Ergueu a mão, como um polícia sinaleiro a mandar parar o trânsito. "Mas, alto lá, não devemos exagerar. Tudo tem o seu limite, a partir do qual as coisas se tornam perniciosas. Um preto com excesso de educação, por exemplo, começa logo com ideias de expulsar os brancos e coisa e tal. Isso não podemos tolerar, como é evidente."

"Como o doutor Rouco, quer o senhor dizer?"

"Nem mais! Como o seu amigo Rouco."

"Não sei se sabe, mas o próprio Salazar convidou o doutor Rouco para ser deputado à Assembleia Nacional. Portanto não há-de ser tão mau quanto isso!..."

Aniceto Silva encolheu os ombros, como se a novidade lhe fosse indiferente.

"O nosso defunto presidente do Conselho lá teria as suas razões, que não me cabe a mim comentar", disse. "O facto é que o seu amigo Rouco se meteu com elementos subversivos, foi detido e depois enviado para a Machava e a seguir para Peniche. Que eu saiba, só agora o libertaram e deixaram regressar a Moçambique, mas com residência fixa na Beira, o que demonstra que continua a ser tido como perigoso. Ele é a prova viva de que um preto com excesso de educação se torna uma ameaça."

O médico teve de conter a irritação. Sabia muito bem qual a situação do amigo, com quem se correspondia para a Beira, e percebeu que aquela conversa não o iria levar a lado nenhum.
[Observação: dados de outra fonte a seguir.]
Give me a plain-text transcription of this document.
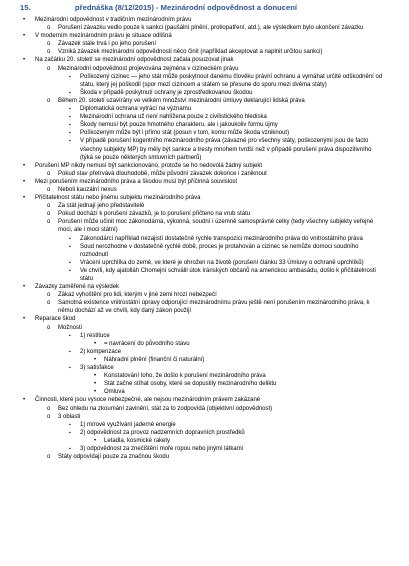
15.	přednáška (8/12/2015) - Mezinárodní odpovědnost a donucení
• Mezinárodní odpovědnost v tradičním mezinárodním právu
o Porušení závazku vedlo pouze k sankci (paušální plnění, protiopatření, atd.), ale výsledkem bylo ukončení závazku
• V moderním mezinárodním právu je situace odlišná
o Závazek stále trvá i po jeho porušení
o Vzniká závazek mezinárodní odpovědnosti něco činit (například akceptovat a naplnit určitou sankci)
• Na začátku 20. století se mezinárodní odpovědnost začala posuzovat jinak
o Mezinárodní odpovědnost projevována zejména v cizineckém právu
▪ Poškozený cizinec — jeho stát může poskytnout danému člověku právní ochranu a vymáhat určité odškodnění od státu, který jej poškodil (spor mezi cizincem a státem se přesune do sporu mezi dvěma státy)
▪ Škoda v případě poskytnutí ochrany je zprostředkovanou škodou
o Během 20. století uzavírány ve velkém množství mezinárodní úmluvy deklarující lidská práva
▪ Diplomatická ochrana vytrácí na významu
▪ Mezinárodní ochrana už není nahlížena pouze z civilistického hlediska
▪ Škody nemusí být pouze hmotného charakteru, ale i jakoukoliv formu újmy
▪ Poškozeným může být i přímo stát (posun v tom, komu může škoda vzniknout)
▪ V případě porušení kogentního mezinárodního práva (závazné pro všechny státy, poškozenými jsou de facto všechny subjekty MP) by měly být sankce a tresty mnohem tvrdší než v případě porušení práva dispozitivního (týká se pouze některých smluvních partnerů)
• Porušení MP nikdy nemusí být sankcionováno, protože se ho nedovolá žádný subjekt
o Pokud stav přetrvává dlouhodobě, může původní závazek dokonce i zaniknout
• Mezi porušením mezinárodního práva a škodou musí být příčinná souvislost
o Neboli kauzální nexus
• Přičitatelnost státu nebo jinému subjektu mezinárodního práva
o Za stát jednají jeho představitelé
o Pokud dochází k porušení závazků, je to porušení přičteno na vrub státu
o Porušení může učinit moc zákonodárná, výkonná, soudní i územně samosprávné celky (tedy všechny subjekty veřejné moci, ale i moci státní)
▪ Zákonodárci například nezajistí dostatečně rychle transpozici mezinárodního práva do vnitrostátního práva
▪ Soud nerozhodne v dostatečně rychlé době, proces je protahován a cizinec se nemůže domoci soudního rozhodnutí
▪ Vrácení uprchlíka do země, ve které je ohrožen na životě (porušení článku 33 Úmluvy o ochraně uprchlíků)
▪ Ve chvíli, kdy ajatolláh Chomejní schválil útok íránských občanů na americkou ambasádu, došlo k přičitatelnosti státu
• Závazky zaměřené na výsledek
o Zákaz vyhoštění pro lidi, kterým v jiné zemi hrozí nebezpečí
o Samotná existence vnitrostátní úpravy odporující mezinárodnímu právu ještě není porušením mezinárodního práva, k němu dochází až ve chvíli, kdy daný zákon použijí
• Reparace škod
o Možnosti
▪ 1) restituce
• = navrácení do původního stavu
▪ 2) kompenzace
• Náhradní plnění (finanční či naturální)
▪ 3) satisfakce
• Konstatování toho, že došlo k porušení mezinárodního práva
• Stát začne stíhat osoby, které se dopustily mezinárodního deliktu
• Omluva
• Činnosti, které jsou vysoce nebezpečné, ale nejsou mezinárodním právem zakázané
o Bez ohledu na zkoumání zavinění, stát za to zodpovídá (objektivní odpovědnost)
o 3 oblasti
▪ 1) mírové využívání jaderné energie
▪ 2) odpovědnost za provoz nadzemních dopravních prostředků
• Letadla, kosmické rakety
▪ 3) odpovědnost za znečištění moře ropou nebo jinými látkami
o Státy odpovídají pouze za značnou škodu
Além disso tinha ainda uma outra questão a resolver e, embora o estado de espírito do seu interlocutor não fosse talvez o mais adequado, não a podia adiar.

"O inspector, já que estamos com a mão na massa, gostava de lhe falar sobre um outro problema", disse. "Como sabe, o senhor mandou deter dois enfermeiros meus."

Aniceto Silva sorriu.

"Estava a ver que não levantava esse assunto", observou, tirando do bolso das calças um papel com anotações que consultou. "Imagino que se esteja a referir ao Mendonça e ao... Mabunda."

"Esses mesmos", confirmou o director do hospital. "Estamos com falta de pessoal e precisava deles ainda hoje."

O inspector fez um gesto rápido com o papel na mão, sacudindo-o no ar.

"Lá está, é o que eu digo!", exclamou. "Dá-se demasiada educação a esta malta e começam logo a conspirar contra nós." Apontou para o primeiro nome anotado no papel. "Este enfermeiro Mendonça anda aí com um grupinho a bichanar por todos os cantos. Pensam que não os topo, mas a mim não me enganam."

"O inspector, estão apenas a estudar em horário pós-laboral. Deixe lá os moços!..."

"Estudar, dizem eles? Estão é a conspirar!..."

"Mas pegaram em armas? Mataram alguém?" Esboçou uma expressão de desinteresse. "Então deixe-os andar, enquanto falarem não fazem mal a ninguém. Aliás, o enfermeiro Mendonça tem até salvo maningue soldados que vêm todos partidos lá do mato. A mim não me interessa o que eles dizem, interessa-me o que fazem. E o que o Mendonça fez no hospital não tem preço."